Unwitting energy vampires

As I have started a new role, I am clearly meeting new people. On the whole, I like my new job a lot - larger companies with proper departments for things, great boss, friendly and capable colleagues.

The thing is with my company, though, is that it has seen a lot of change in recent years. Some major acquisitions, new board members and senior staff, and an influx of 80 staff to a team of around 25, along with a transition to a new CEO from one who was, well, 'autocratic' would be the generous term.

The end result of this is that there's been tumultuous change which has created 'history'. Everyone in the company - or at least, everyone who has been there for a while - is keen to tell me about the history, or sometimes, put in other diplomatic terms - 'context', or insights. I find these things useful to the extent that they provide perspective, but these have sometimes devolved into politics.

On that topic, I have a new colleague who (awkwardly) is actually doing the role I've been hired for. She is a contractor selected by the board for a discrete piece of work (which she has very ably delivered in trying circumstances), but it was decided (by who, I'm not sure) that she's not the right longer term fit for the business - hence, my appointment.

Now, she has taken this extremely well. I think she may be somewhat confused, but has coped with integrity and is still clearly committed to getting great outcomes for the business.

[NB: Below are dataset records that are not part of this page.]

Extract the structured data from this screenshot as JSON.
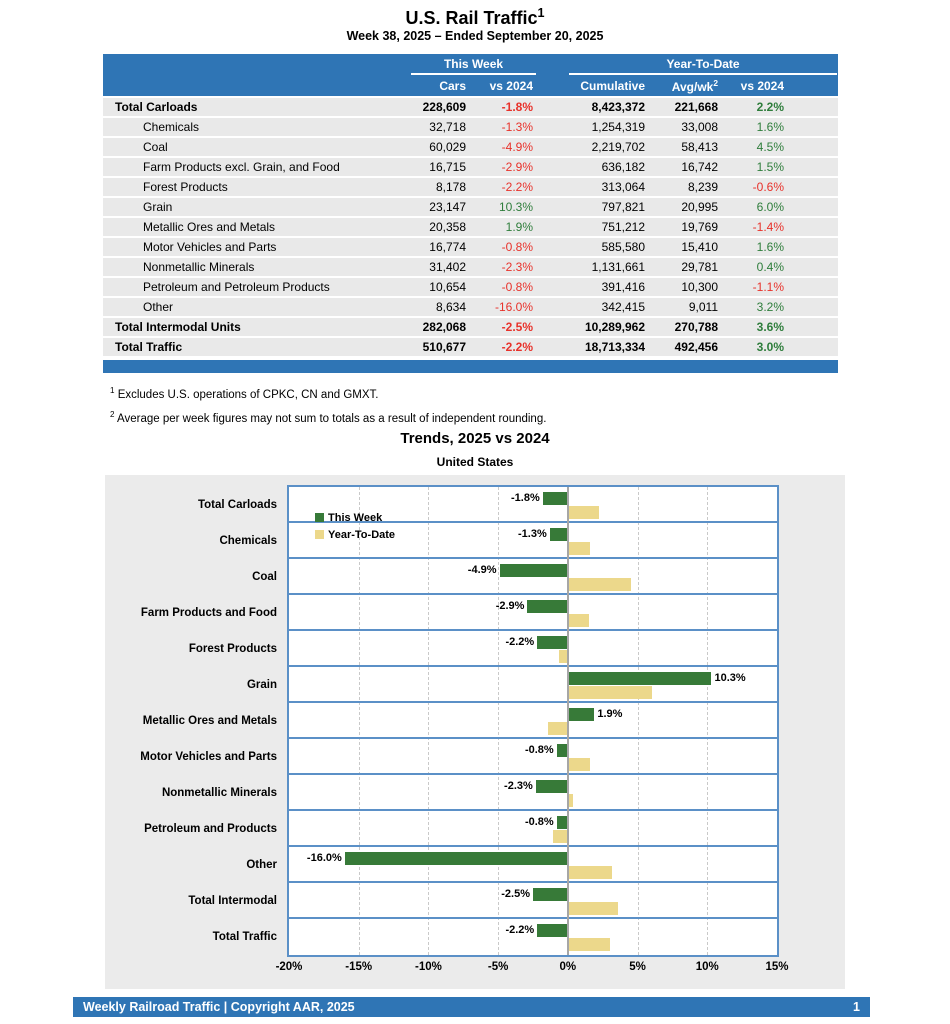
{
  "page": {
    "title": "U.S. Rail Traffic",
    "title_sup": "1",
    "subtitle": "Week 38, 2025 – Ended September 20, 2025"
  },
  "table": {
    "group_cols": {
      "this_week": "This Week",
      "ytd": "Year-To-Date"
    },
    "columns": {
      "cars": "Cars",
      "vs_week": "vs 2024",
      "cumulative": "Cumulative",
      "avg_wk": "Avg/wk",
      "avg_wk_sup": "2",
      "vs_ytd": "vs 2024"
    },
    "rows": [
      {
        "label": "Total Carloads",
        "level": "total",
        "cars": "228,609",
        "vs_week": "-1.8%",
        "cumulative": "8,423,372",
        "avg_wk": "221,668",
        "vs_ytd": "2.2%"
      },
      {
        "label": "Chemicals",
        "level": "sub",
        "cars": "32,718",
        "vs_week": "-1.3%",
        "cumulative": "1,254,319",
        "avg_wk": "33,008",
        "vs_ytd": "1.6%"
      },
      {
        "label": "Coal",
        "level": "sub",
        "cars": "60,029",
        "vs_week": "-4.9%",
        "cumulative": "2,219,702",
        "avg_wk": "58,413",
        "vs_ytd": "4.5%"
      },
      {
        "label": "Farm Products excl. Grain, and Food",
        "level": "sub",
        "cars": "16,715",
        "vs_week": "-2.9%",
        "cumulative": "636,182",
        "avg_wk": "16,742",
        "vs_ytd": "1.5%"
      },
      {
        "label": "Forest Products",
        "level": "sub",
        "cars": "8,178",
        "vs_week": "-2.2%",
        "cumulative": "313,064",
        "avg_wk": "8,239",
        "vs_ytd": "-0.6%"
      },
      {
        "label": "Grain",
        "level": "sub",
        "cars": "23,147",
        "vs_week": "10.3%",
        "cumulative": "797,821",
        "avg_wk": "20,995",
        "vs_ytd": "6.0%"
      },
      {
        "label": "Metallic Ores and Metals",
        "level": "sub",
        "cars": "20,358",
        "vs_week": "1.9%",
        "cumulative": "751,212",
        "avg_wk": "19,769",
        "vs_ytd": "-1.4%"
      },
      {
        "label": "Motor Vehicles and Parts",
        "level": "sub",
        "cars": "16,774",
        "vs_week": "-0.8%",
        "cumulative": "585,580",
        "avg_wk": "15,410",
        "vs_ytd": "1.6%"
      },
      {
        "label": "Nonmetallic Minerals",
        "level": "sub",
        "cars": "31,402",
        "vs_week": "-2.3%",
        "cumulative": "1,131,661",
        "avg_wk": "29,781",
        "vs_ytd": "0.4%"
      },
      {
        "label": "Petroleum and Petroleum Products",
        "level": "sub",
        "cars": "10,654",
        "vs_week": "-0.8%",
        "cumulative": "391,416",
        "avg_wk": "10,300",
        "vs_ytd": "-1.1%"
      },
      {
        "label": "Other",
        "level": "sub",
        "cars": "8,634",
        "vs_week": "-16.0%",
        "cumulative": "342,415",
        "avg_wk": "9,011",
        "vs_ytd": "3.2%"
      },
      {
        "label": "Total Intermodal Units",
        "level": "total",
        "cars": "282,068",
        "vs_week": "-2.5%",
        "cumulative": "10,289,962",
        "avg_wk": "270,788",
        "vs_ytd": "3.6%"
      },
      {
        "label": "Total Traffic",
        "level": "total",
        "cars": "510,677",
        "vs_week": "-2.2%",
        "cumulative": "18,713,334",
        "avg_wk": "492,456",
        "vs_ytd": "3.0%"
      }
    ]
  },
  "footnotes": [
    {
      "sup": "1",
      "text": "Excludes U.S. operations of CPKC, CN and GMXT."
    },
    {
      "sup": "2",
      "text": "Average per week figures may not sum to totals as a result of independent rounding."
    }
  ],
  "chart_data": {
    "type": "bar",
    "orientation": "horizontal",
    "title": "Trends, 2025 vs 2024",
    "subtitle": "United States",
    "categories": [
      "Total Carloads",
      "Chemicals",
      "Coal",
      "Farm Products and Food",
      "Forest Products",
      "Grain",
      "Metallic Ores and Metals",
      "Motor Vehicles and Parts",
      "Nonmetallic Minerals",
      "Petroleum and Products",
      "Other",
      "Total Intermodal",
      "Total Traffic"
    ],
    "series": [
      {
        "name": "This Week",
        "color": "#377a38",
        "values": [
          -1.8,
          -1.3,
          -4.9,
          -2.9,
          -2.2,
          10.3,
          1.9,
          -0.8,
          -2.3,
          -0.8,
          -16.0,
          -2.5,
          -2.2
        ]
      },
      {
        "name": "Year-To-Date",
        "color": "#ecd88b",
        "values": [
          2.2,
          1.6,
          4.5,
          1.5,
          -0.6,
          6.0,
          -1.4,
          1.6,
          0.4,
          -1.1,
          3.2,
          3.6,
          3.0
        ]
      }
    ],
    "bar_labels": [
      "-1.8%",
      "-1.3%",
      "-4.9%",
      "-2.9%",
      "-2.2%",
      "10.3%",
      "1.9%",
      "-0.8%",
      "-2.3%",
      "-0.8%",
      "-16.0%",
      "-2.5%",
      "-2.2%"
    ],
    "xlim": [
      -20,
      15
    ],
    "xticks": [
      -20,
      -15,
      -10,
      -5,
      0,
      5,
      10,
      15
    ],
    "xtick_labels": [
      "-20%",
      "-15%",
      "-10%",
      "-5%",
      "0%",
      "5%",
      "10%",
      "15%"
    ],
    "legend_position": "top-left-inside",
    "grid": "vertical-dashed"
  },
  "colors": {
    "header_blue": "#2f75b5",
    "row_gray": "#e9e9e9",
    "pos_green": "#2e7d3b",
    "neg_red": "#e8312a",
    "chart_green": "#377a38",
    "chart_tan": "#ecd88b",
    "chart_line_blue": "#5b90c7",
    "chart_bg": "#ebebeb"
  },
  "footer": {
    "left": "Weekly Railroad Traffic | Copyright AAR, 2025",
    "page": "1"
  }
}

Brava.

The thing is with this woman... she is an energy vampire and doesn't know it.

She is extremely engaging, knowledgable and hard working. However, in the few short days I've been working with her, I feel like a need a Stackhat and a packed lunch for every meeting, and after every interaction, well, sometimes I could take a nap.

She's just flying around, a million miles a minute, and so involved with  - and obsessed over - every tiny piece of detail which I'm not sure matters. She makes things needlessly complex and loves gossip or 'uncovering' dramas or issues. Nearly every conversation I have had with her - even ones that are driven by simple questions - devolve into whispers and eventually end in a private meeting room where she can tell me 'what's really going on'.

I don't think she deliberately sets out to be confrontational or intense, but she is. And it's reminding me of one of my new career resolutions - thou shalt not give away emotional energy. To manage this, I actually (subtly of course) imagine a barrier between her and I where I can hear what she's saying but not engage too much.

Any tips for people like this? The above tactic is working somewhat, but I feel like she's encroaching on my time in such an unproductive way!